Les États-Unis ont intensifié leur soutien financier et opérationnel dans la lutte contre l’épidémie d’Ebola en Afrique centrale. Selon un point publié le 3 juin 2026 par le Département d’État américain, les enveloppes d’aide extérieure mobilisées pour appuyer la réponse sanitaire ont désormais dépassé 162 millions USD, en coordination avec les Centres pour le contrôle et la prévention des maladies (CDC) et plusieurs partenaires régionaux, dont la République démocratique du Congo et l’Ouganda.
Cette mobilisation s’inscrit dans une dynamique de riposte rapide visant à limiter la propagation du virus et à renforcer les capacités sanitaires des pays touchés. Au-delà du chiffre, Washington insiste sur la continuité de son engagement humanitaire dans une région déjà confrontée à d’importants défis sanitaires et sécuritaires.
« À ce jour, le montant des enveloppes d’aide extérieure annoncées par le département d’État des États-Unis pour lutter contre l’épidémie a dépassé 162 millions de dollars. Le département d’État a rapidement mis en place six centres de soins spécialisés dans la lutte contre Ebola et soutient des dizaines de centres sanitaires afin de dépister les cas potentiels et de transporter et traiter les cas confirmés. L’aide américaine à la lutte contre Ebola s’ajoute à l’aide sanitaire importante déjà apportée par les États-Unis dans les pays touchés à la lutte contre le VIH, la tuberculose, le paludisme et à d’autres domaines de santé », a indiqué le département d’Etats américain.

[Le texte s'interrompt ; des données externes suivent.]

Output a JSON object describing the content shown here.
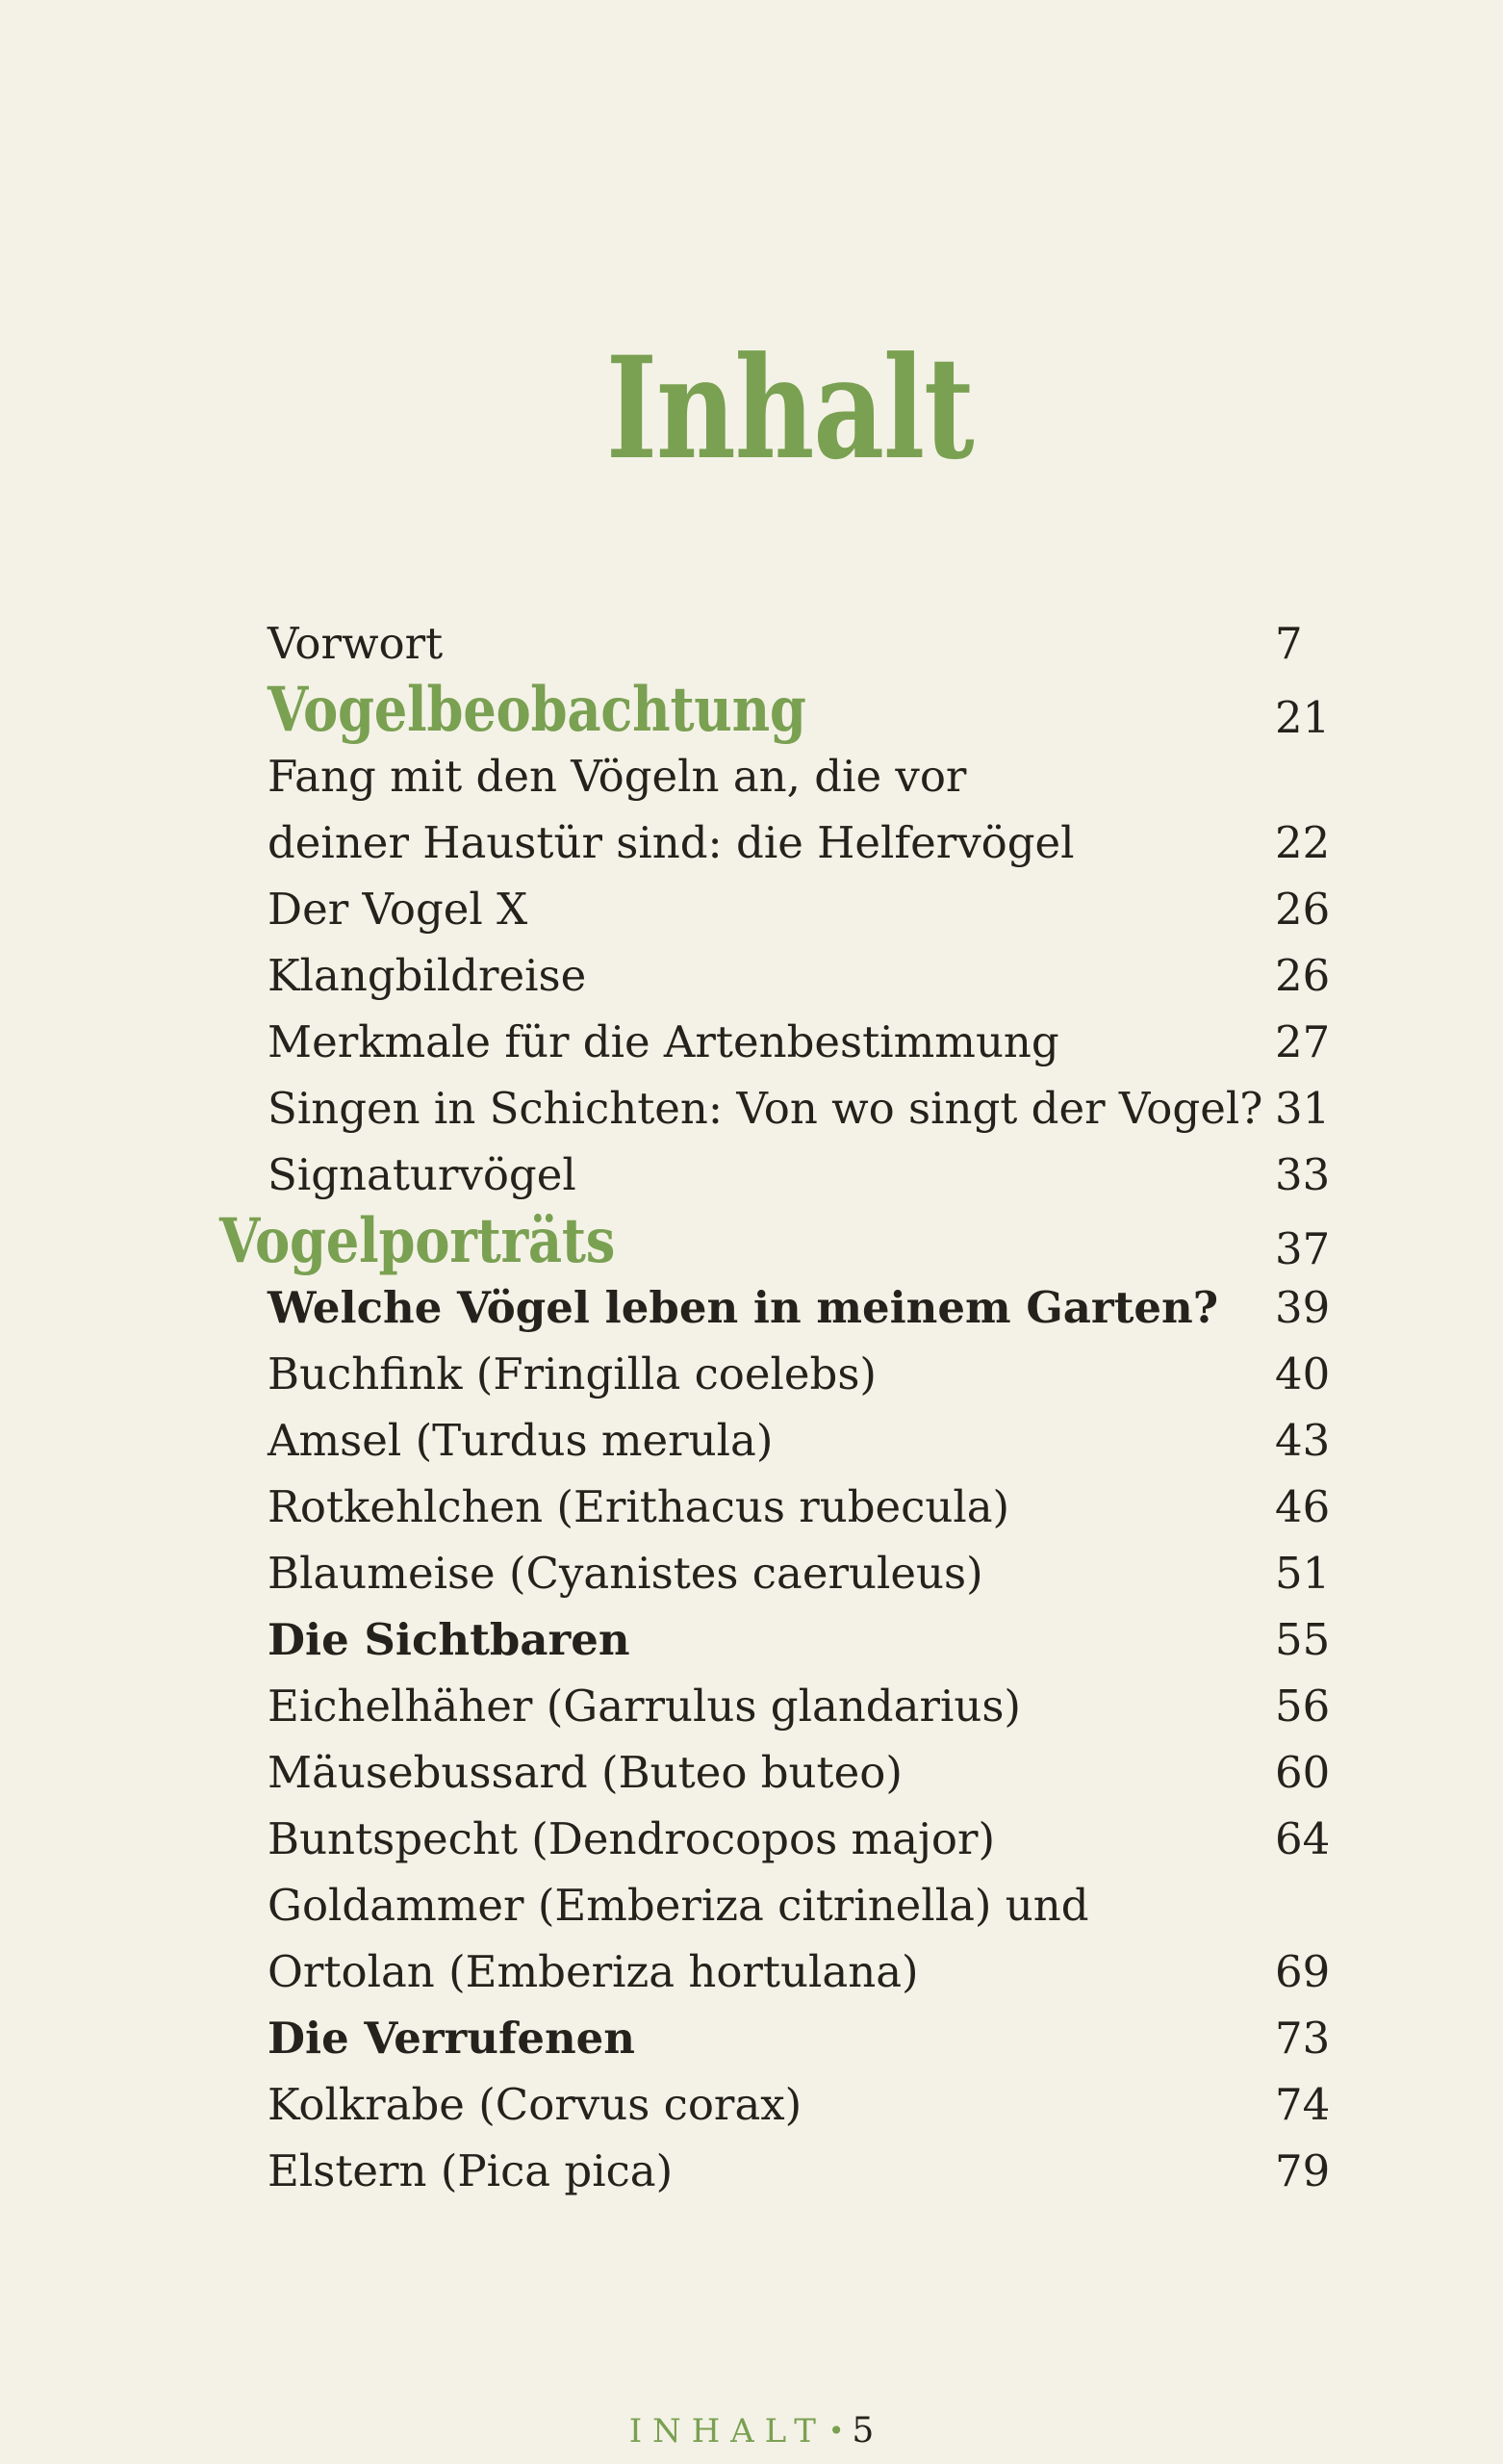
{
  "page": {
    "title": "Inhalt",
    "background_color": "#f4f2e6",
    "accent_green": "#7aa052",
    "text_color": "#24221c"
  },
  "toc": {
    "entries": [
      {
        "lines": [
          "Vorwort"
        ],
        "page": "7",
        "style": "regular"
      },
      {
        "lines": [
          "Vogelbeobachtung"
        ],
        "page": "21",
        "style": "section"
      },
      {
        "lines": [
          "Fang mit den Vögeln an, die vor",
          "deiner Haustür sind: die Helfervögel"
        ],
        "page": "22",
        "style": "regular"
      },
      {
        "lines": [
          "Der Vogel X"
        ],
        "page": "26",
        "style": "regular"
      },
      {
        "lines": [
          "Klangbildreise"
        ],
        "page": "26",
        "style": "regular"
      },
      {
        "lines": [
          "Merkmale für die Artenbestimmung"
        ],
        "page": "27",
        "style": "regular"
      },
      {
        "lines": [
          "Singen in Schichten: Von wo singt der Vogel?"
        ],
        "page": "31",
        "style": "regular"
      },
      {
        "lines": [
          "Signaturvögel"
        ],
        "page": "33",
        "style": "regular"
      },
      {
        "lines": [
          "Vogelporträts"
        ],
        "page": "37",
        "style": "section",
        "outdent": true
      },
      {
        "lines": [
          "Welche Vögel leben in meinem Garten?"
        ],
        "page": "39",
        "style": "bold"
      },
      {
        "lines": [
          "Buchfink (Fringilla coelebs)"
        ],
        "page": "40",
        "style": "regular"
      },
      {
        "lines": [
          "Amsel (Turdus merula)"
        ],
        "page": "43",
        "style": "regular"
      },
      {
        "lines": [
          "Rotkehlchen (Erithacus rubecula)"
        ],
        "page": "46",
        "style": "regular"
      },
      {
        "lines": [
          "Blaumeise (Cyanistes caeruleus)"
        ],
        "page": "51",
        "style": "regular"
      },
      {
        "lines": [
          "Die Sichtbaren"
        ],
        "page": "55",
        "style": "bold"
      },
      {
        "lines": [
          "Eichelhäher (Garrulus glandarius)"
        ],
        "page": "56",
        "style": "regular"
      },
      {
        "lines": [
          "Mäusebussard (Buteo buteo)"
        ],
        "page": "60",
        "style": "regular"
      },
      {
        "lines": [
          "Buntspecht (Dendrocopos major)"
        ],
        "page": "64",
        "style": "regular"
      },
      {
        "lines": [
          "Goldammer (Emberiza citrinella) und",
          "Ortolan (Emberiza hortulana)"
        ],
        "page": "69",
        "style": "regular"
      },
      {
        "lines": [
          "Die Verrufenen"
        ],
        "page": "73",
        "style": "bold"
      },
      {
        "lines": [
          "Kolkrabe (Corvus corax)"
        ],
        "page": "74",
        "style": "regular"
      },
      {
        "lines": [
          "Elstern (Pica pica)"
        ],
        "page": "79",
        "style": "regular"
      }
    ]
  },
  "footer": {
    "section_label": "INHALT",
    "separator": "•",
    "page_number": "5"
  }
}
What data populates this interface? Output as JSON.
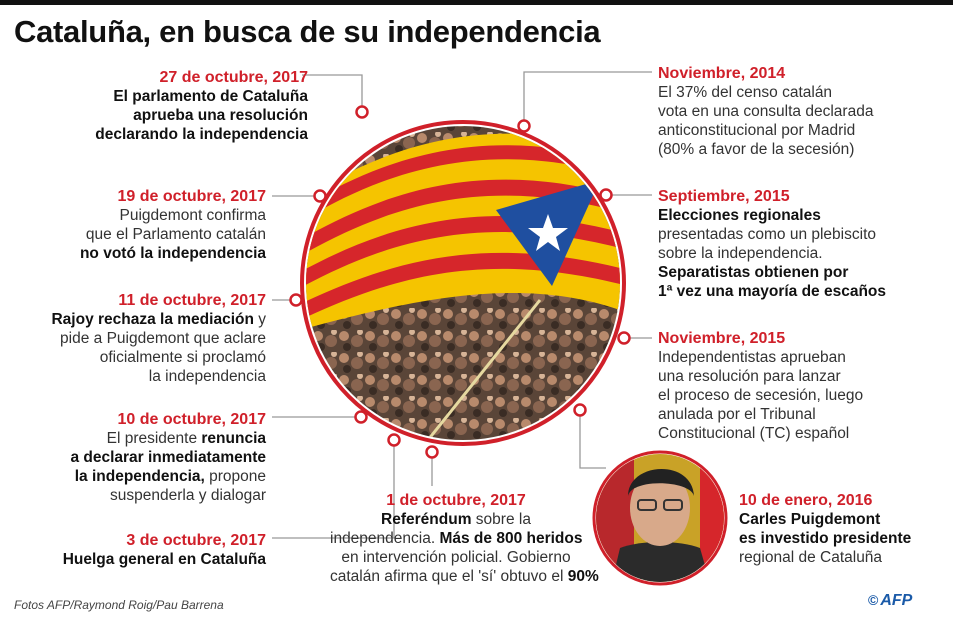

Dans les zones affectées, l’appui américain se matérialise par la mise en place de centres spécialisés dans la prise en charge des cas suspects et confirmés, ainsi que par le soutien à des dizaines de structures sanitaires chargées du dépistage et de l’orientation des patients. Six centres dédiés à Ebola ont été déployés, en plus d’unités de traitement et de centres de transit qui permettent d’isoler les cas et de limiter la transmission communautaire.
Au début de la réapparition de cette épidémie, Washington avait annoncé 13,5 millions USD, ensuite avait ajouté 80 millions USD dans le cadre de la riposte.
Sur le terrain, les partenaires financés par les États-Unis multiplient les actions de proximité. En République démocratique du Congo, l’organisation FHI 360 participe notamment au renforcement des capacités de diagnostic, à la formation du personnel de laboratoire et à l’acheminement des échantillons vers les structures spécialisées. Cette décentralisation des analyses vise à réduire les délais entre la collecte des prélèvements et leur traitement, un facteur jugé déterminant dans la maîtrise de l’épidémie.
« Au-delà de l’aide sanitaire, le département d’État fournit également 350 millions de dollars par le biais des fonds communs de l’OCHA à la RDC, au Soudan du Sud et à l’Ouganda pour des opérations humanitaires, dans le cadre d’un financement américain supplémentaire de 1,8 milliard de dollars accordé à l’OCHA et annoncé le 14 mai » ajoute le département.
La dimension communautaire occupe également une place centrale dans la riposte. Toujours selon les acteurs impliqués, des relais locaux, des leaders religieux et des organisations de jeunes sont mobilisés pour diffuser des messages de prévention, combattre les rumeurs et encourager l’adhésion aux mesures sanitaires. Des campagnes radiophoniques en français et en swahili sont diffusées afin de toucher les populations les plus exposées.
Un acteur humanitaire engagé dans la communication sur les risques explique que l’enjeu dépasse la seule information médicale.
« Il ne s’agit pas uniquement de transmettre des consignes, mais de rétablir la confiance entre les communautés et les équipes de santé. Sans cette confiance, la riposte perd en efficacité », confie-t-il.